ADD / ADHD, Balance & Coordination, Dyslexia, Music

And they all went to heaven in a little row boat

Question: What has an obscure 80’s pop song and Sesame Street got to do with ADHD and dyslexia?
Answer: Clapping
I’m currently digging around on Google Scholar for information on hand clapping. Why? because connections between dyslexia and poor rhythm have been found and the Interactive Metronome has generated some interesting research on rhythm and academic achievement. The role of coordination is also well documented. So as clapping is a simple activity that involves coordination and rhythm it should could provide an interesting insight into neurological development and learning disorders.

As a starting point I wanted to look at when and how children without learning problems develop their clapping skills? Work from 1996 (Dynamical Patterns in the Development of Clapping) found that it developed been the ages of 3 and 7. When combined with another task, i.e. walking, children had reached an adult level skill by the age of eight. However in the harder task of clapping and running, ten years did not reach an adult level of skill (see How do children coordinate simultaneous upper and lower extremity tasks? The development of dual motor task coordination). It seems that pure rhythmic ability developers earlier than this. Looking at the ability to simply tap along with a rhythm the study, Spontaneous motor tempo and rhythmical synchronisation in 2½- and 4-year-old children , found that “regular spontaneous manual tapping tempo could be observed in children as young as 2½ years”.

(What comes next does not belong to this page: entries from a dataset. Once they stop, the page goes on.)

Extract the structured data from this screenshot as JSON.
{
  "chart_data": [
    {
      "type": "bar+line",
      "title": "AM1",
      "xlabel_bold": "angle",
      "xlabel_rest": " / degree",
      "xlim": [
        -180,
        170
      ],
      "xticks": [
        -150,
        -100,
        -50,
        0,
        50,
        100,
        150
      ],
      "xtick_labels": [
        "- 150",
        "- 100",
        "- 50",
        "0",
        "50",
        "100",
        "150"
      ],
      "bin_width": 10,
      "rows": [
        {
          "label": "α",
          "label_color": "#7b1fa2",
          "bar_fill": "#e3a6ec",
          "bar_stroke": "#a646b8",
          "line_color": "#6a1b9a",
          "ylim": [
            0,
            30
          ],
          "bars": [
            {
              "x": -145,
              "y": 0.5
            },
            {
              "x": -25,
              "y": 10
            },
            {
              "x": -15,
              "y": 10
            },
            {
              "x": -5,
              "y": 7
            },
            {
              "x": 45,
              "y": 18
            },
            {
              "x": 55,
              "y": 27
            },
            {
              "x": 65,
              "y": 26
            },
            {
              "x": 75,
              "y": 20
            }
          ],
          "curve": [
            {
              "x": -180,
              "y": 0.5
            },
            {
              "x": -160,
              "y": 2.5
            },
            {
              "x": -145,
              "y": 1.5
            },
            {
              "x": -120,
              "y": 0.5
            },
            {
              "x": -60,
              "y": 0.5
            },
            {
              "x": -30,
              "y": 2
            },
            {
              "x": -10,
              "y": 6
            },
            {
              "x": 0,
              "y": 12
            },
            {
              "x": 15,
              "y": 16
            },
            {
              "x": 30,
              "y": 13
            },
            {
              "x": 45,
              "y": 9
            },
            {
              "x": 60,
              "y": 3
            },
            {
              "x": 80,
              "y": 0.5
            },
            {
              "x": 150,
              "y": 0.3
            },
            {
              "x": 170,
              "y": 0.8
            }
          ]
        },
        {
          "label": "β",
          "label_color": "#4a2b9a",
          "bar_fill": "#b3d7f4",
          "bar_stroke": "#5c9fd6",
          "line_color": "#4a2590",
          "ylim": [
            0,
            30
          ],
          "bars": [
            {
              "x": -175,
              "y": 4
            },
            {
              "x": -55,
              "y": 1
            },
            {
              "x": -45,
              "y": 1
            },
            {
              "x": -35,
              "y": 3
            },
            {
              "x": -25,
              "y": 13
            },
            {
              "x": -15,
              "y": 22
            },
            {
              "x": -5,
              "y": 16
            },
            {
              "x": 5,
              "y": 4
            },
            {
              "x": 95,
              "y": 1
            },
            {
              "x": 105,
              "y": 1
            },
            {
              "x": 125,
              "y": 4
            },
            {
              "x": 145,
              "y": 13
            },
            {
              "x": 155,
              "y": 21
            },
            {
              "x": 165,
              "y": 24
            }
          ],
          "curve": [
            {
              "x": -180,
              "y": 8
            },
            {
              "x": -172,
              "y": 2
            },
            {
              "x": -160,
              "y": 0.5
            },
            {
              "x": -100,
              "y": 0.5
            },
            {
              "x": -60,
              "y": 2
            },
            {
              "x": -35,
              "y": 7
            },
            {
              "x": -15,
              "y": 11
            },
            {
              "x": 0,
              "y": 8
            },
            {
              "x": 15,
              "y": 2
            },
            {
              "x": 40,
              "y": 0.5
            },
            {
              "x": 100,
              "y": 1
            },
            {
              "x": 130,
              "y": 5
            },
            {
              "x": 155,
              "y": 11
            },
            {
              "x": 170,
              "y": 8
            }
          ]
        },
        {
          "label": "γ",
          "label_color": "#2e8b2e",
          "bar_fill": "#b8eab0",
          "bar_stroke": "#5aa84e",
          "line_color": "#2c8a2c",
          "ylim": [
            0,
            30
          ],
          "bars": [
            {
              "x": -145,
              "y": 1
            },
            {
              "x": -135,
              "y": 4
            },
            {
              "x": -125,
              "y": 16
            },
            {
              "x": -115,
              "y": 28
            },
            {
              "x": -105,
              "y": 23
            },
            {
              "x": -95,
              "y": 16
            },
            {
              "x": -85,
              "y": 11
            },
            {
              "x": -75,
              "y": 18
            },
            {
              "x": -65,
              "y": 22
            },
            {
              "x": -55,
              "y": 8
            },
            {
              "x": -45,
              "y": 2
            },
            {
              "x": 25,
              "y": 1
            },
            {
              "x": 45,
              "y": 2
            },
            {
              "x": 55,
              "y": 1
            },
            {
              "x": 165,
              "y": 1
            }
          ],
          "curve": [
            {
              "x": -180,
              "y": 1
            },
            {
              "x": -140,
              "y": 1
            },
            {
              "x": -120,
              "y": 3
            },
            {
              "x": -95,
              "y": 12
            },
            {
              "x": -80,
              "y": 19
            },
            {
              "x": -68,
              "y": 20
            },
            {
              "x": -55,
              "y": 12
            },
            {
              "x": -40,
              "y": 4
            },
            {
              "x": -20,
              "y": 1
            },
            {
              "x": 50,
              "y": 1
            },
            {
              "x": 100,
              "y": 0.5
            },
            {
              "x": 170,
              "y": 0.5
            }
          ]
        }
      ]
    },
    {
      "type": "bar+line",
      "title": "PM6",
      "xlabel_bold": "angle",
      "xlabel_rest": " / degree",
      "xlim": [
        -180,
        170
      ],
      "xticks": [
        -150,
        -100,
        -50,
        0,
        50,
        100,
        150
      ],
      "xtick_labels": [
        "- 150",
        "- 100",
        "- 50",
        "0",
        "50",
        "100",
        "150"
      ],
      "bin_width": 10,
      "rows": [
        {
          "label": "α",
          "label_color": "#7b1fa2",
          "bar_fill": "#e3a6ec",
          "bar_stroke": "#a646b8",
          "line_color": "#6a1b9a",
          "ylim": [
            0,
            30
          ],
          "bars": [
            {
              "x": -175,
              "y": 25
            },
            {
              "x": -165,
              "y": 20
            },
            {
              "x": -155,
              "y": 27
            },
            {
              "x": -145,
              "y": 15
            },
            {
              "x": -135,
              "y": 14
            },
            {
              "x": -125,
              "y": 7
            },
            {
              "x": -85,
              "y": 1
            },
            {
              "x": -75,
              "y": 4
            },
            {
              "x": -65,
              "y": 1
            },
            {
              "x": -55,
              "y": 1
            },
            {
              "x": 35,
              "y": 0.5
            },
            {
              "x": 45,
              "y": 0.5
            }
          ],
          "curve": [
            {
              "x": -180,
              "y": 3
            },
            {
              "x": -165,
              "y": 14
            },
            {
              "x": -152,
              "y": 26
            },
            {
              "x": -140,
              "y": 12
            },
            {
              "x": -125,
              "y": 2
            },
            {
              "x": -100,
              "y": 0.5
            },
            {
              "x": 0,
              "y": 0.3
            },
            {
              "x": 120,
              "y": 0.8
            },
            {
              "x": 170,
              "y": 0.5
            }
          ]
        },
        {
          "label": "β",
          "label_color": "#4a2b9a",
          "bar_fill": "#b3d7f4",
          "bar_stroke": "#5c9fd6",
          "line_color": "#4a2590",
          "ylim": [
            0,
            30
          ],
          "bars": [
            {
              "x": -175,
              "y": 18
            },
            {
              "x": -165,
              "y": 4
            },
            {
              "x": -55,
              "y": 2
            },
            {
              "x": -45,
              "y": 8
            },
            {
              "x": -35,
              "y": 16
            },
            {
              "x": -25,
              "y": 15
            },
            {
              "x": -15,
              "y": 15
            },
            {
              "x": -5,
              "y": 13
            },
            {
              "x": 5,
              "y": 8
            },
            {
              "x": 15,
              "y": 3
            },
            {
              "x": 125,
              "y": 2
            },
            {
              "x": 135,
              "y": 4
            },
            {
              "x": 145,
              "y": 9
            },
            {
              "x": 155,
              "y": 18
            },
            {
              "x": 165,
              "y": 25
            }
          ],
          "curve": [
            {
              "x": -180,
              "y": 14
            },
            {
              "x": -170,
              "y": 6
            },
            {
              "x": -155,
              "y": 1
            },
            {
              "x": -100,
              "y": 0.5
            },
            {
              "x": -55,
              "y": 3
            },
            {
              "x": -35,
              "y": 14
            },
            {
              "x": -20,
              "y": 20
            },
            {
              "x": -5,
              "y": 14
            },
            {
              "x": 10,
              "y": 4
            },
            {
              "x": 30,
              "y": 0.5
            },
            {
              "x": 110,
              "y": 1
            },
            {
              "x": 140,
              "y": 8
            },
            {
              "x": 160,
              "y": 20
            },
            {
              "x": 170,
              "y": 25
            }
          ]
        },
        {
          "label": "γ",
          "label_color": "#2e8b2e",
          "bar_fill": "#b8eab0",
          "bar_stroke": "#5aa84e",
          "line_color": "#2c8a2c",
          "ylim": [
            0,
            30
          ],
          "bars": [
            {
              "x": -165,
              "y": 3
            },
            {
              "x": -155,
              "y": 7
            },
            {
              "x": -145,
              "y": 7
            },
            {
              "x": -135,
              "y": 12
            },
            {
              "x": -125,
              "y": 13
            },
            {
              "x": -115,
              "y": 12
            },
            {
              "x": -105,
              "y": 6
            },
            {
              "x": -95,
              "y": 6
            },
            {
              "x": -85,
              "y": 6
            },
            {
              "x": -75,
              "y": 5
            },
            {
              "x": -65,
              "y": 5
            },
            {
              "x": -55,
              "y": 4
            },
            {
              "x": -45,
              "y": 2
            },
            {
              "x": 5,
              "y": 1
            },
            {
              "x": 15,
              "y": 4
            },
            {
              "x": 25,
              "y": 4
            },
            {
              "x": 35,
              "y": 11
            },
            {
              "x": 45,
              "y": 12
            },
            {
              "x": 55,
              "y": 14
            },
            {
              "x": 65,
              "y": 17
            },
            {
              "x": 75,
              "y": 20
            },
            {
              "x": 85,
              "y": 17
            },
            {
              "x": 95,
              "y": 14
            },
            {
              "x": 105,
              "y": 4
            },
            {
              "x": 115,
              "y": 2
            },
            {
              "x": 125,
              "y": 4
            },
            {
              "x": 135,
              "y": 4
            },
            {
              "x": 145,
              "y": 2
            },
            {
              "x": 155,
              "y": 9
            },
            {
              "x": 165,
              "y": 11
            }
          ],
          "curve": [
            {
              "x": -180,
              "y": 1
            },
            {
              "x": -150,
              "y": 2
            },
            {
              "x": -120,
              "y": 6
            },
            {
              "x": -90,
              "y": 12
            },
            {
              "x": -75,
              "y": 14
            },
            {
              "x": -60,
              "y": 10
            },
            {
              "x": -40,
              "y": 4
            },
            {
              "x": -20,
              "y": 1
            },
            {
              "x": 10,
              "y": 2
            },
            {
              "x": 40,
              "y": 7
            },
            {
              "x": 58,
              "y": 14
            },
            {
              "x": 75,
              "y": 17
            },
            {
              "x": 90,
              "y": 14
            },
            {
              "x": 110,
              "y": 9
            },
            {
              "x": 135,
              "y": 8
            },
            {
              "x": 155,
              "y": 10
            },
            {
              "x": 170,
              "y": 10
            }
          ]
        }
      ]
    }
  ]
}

These studies suggest that basic rhythmic ability starts at about 2 1/2 years old with clapping skills developing from three upwards. By the age of seven most children can clap in time and by ten they can combine it with other tasks. Having established a base line, the next step is to look for research on the clapping abilities of children with learning problems. I will be writing about this subject in the next few days.

One Comment

  1. Lesley Johnson

    My son just did a clapping “exercise” with his Dore program and find it hard for all the 5 days he did them, hie hands were missing each other, then we had 3 claps instead of 2!!